Meet Aeolus Robot, a clever little prototype bot that brings us a bit closer to Rosie, the Jetson's long-suffering maid bot.
(Aeolus robot prototype handy around the house)
The robot performed domestic duties such as mopping, picking up stuffed animals off the floor and moving furniture, and, perhaps most impressively, retrieving drinks from the fridge using an intricate-looking grabbing arm — all without human assistance.
“This is the first multi-functional robot that can act like a human being,” said Alexander Huang, Global chief executive of Aeolus Robotics. “Right now it’s like a child, but we will continue to grow its capability so that it grows from a child to an adult. The more people that use the robot, the stronger it becomes.”
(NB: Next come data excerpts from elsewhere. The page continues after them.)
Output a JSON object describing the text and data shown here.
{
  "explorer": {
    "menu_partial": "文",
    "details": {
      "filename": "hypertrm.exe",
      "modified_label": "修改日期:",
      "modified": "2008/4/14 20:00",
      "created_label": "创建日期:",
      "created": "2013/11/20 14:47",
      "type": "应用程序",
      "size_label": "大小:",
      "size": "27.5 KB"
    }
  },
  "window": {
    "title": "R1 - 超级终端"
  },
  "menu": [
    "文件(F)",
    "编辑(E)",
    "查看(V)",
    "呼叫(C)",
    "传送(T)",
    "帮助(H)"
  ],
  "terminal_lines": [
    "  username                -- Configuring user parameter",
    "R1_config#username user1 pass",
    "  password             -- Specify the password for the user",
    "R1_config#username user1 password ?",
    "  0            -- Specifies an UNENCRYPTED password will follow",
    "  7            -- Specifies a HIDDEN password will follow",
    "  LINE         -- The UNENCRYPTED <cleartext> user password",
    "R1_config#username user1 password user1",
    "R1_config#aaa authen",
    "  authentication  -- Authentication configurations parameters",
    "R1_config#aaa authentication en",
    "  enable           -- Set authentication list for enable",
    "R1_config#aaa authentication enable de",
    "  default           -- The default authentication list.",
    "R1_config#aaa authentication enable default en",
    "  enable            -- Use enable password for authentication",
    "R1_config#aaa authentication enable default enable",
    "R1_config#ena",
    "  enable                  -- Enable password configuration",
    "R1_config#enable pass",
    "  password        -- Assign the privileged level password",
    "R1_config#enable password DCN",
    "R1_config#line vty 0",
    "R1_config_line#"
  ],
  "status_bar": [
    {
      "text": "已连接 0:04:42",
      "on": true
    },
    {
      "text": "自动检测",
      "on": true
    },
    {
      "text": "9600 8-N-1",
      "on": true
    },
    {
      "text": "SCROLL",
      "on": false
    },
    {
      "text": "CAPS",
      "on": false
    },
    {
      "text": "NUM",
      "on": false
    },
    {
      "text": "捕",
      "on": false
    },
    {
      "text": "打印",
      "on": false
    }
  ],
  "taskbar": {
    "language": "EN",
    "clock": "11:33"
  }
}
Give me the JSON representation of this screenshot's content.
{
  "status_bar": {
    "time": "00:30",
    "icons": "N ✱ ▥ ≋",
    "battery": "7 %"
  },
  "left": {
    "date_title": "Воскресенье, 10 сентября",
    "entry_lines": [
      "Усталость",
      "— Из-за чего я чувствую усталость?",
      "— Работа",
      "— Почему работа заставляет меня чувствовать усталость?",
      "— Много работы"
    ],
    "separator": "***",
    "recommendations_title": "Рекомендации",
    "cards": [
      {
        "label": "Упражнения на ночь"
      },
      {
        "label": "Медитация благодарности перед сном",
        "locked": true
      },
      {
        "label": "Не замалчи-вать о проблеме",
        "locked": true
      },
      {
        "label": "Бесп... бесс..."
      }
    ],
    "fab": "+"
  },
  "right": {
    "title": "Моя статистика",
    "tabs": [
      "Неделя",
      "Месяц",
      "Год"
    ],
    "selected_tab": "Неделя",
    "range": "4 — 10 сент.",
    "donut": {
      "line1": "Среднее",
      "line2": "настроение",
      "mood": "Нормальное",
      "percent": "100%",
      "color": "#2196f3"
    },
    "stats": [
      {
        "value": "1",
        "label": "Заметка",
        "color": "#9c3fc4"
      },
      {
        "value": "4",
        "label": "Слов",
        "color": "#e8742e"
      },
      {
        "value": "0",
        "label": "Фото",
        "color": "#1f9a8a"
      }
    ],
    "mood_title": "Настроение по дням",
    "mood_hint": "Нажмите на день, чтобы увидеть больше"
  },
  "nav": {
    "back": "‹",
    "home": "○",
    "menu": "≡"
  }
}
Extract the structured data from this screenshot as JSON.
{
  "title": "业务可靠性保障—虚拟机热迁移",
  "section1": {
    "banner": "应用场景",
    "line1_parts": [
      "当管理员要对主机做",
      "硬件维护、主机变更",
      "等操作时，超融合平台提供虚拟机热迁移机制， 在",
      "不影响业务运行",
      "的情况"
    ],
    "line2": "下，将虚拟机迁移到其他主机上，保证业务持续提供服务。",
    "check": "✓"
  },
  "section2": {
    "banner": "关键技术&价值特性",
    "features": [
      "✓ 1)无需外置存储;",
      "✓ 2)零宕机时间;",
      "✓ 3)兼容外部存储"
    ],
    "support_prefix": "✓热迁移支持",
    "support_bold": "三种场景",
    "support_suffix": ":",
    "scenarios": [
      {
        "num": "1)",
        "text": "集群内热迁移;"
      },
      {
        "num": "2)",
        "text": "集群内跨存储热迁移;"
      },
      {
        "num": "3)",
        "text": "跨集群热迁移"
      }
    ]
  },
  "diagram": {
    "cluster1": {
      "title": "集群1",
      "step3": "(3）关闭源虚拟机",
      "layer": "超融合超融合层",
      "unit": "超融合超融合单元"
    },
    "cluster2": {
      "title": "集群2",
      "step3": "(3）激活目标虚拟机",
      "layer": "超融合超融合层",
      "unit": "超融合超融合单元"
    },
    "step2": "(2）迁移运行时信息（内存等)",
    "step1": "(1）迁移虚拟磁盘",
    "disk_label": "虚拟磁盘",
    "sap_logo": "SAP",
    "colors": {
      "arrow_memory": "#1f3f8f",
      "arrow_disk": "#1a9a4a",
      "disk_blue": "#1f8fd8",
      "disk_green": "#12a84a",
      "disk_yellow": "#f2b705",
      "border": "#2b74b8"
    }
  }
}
The reason for that, Huang explained, is that each robot the company sells will be connected to a network that allows the machines to share information about thousands of objects, using artificial intelligence to make the robot increasingly intelligent over time as it adapts to your home and your routines.
(Rosie the robot maid from the Jetson's [circa 1960])
What Hired Girl would do (the first model, not the semi-intelligent robot I developed it into) was to clean floors . . . any floor, all day long and without supervision. And there never was a floor that didn't need cleaning. It swept, or mopped, or vacuum-cleaned, or polished, consulting tapes in its idiot memory to decide which.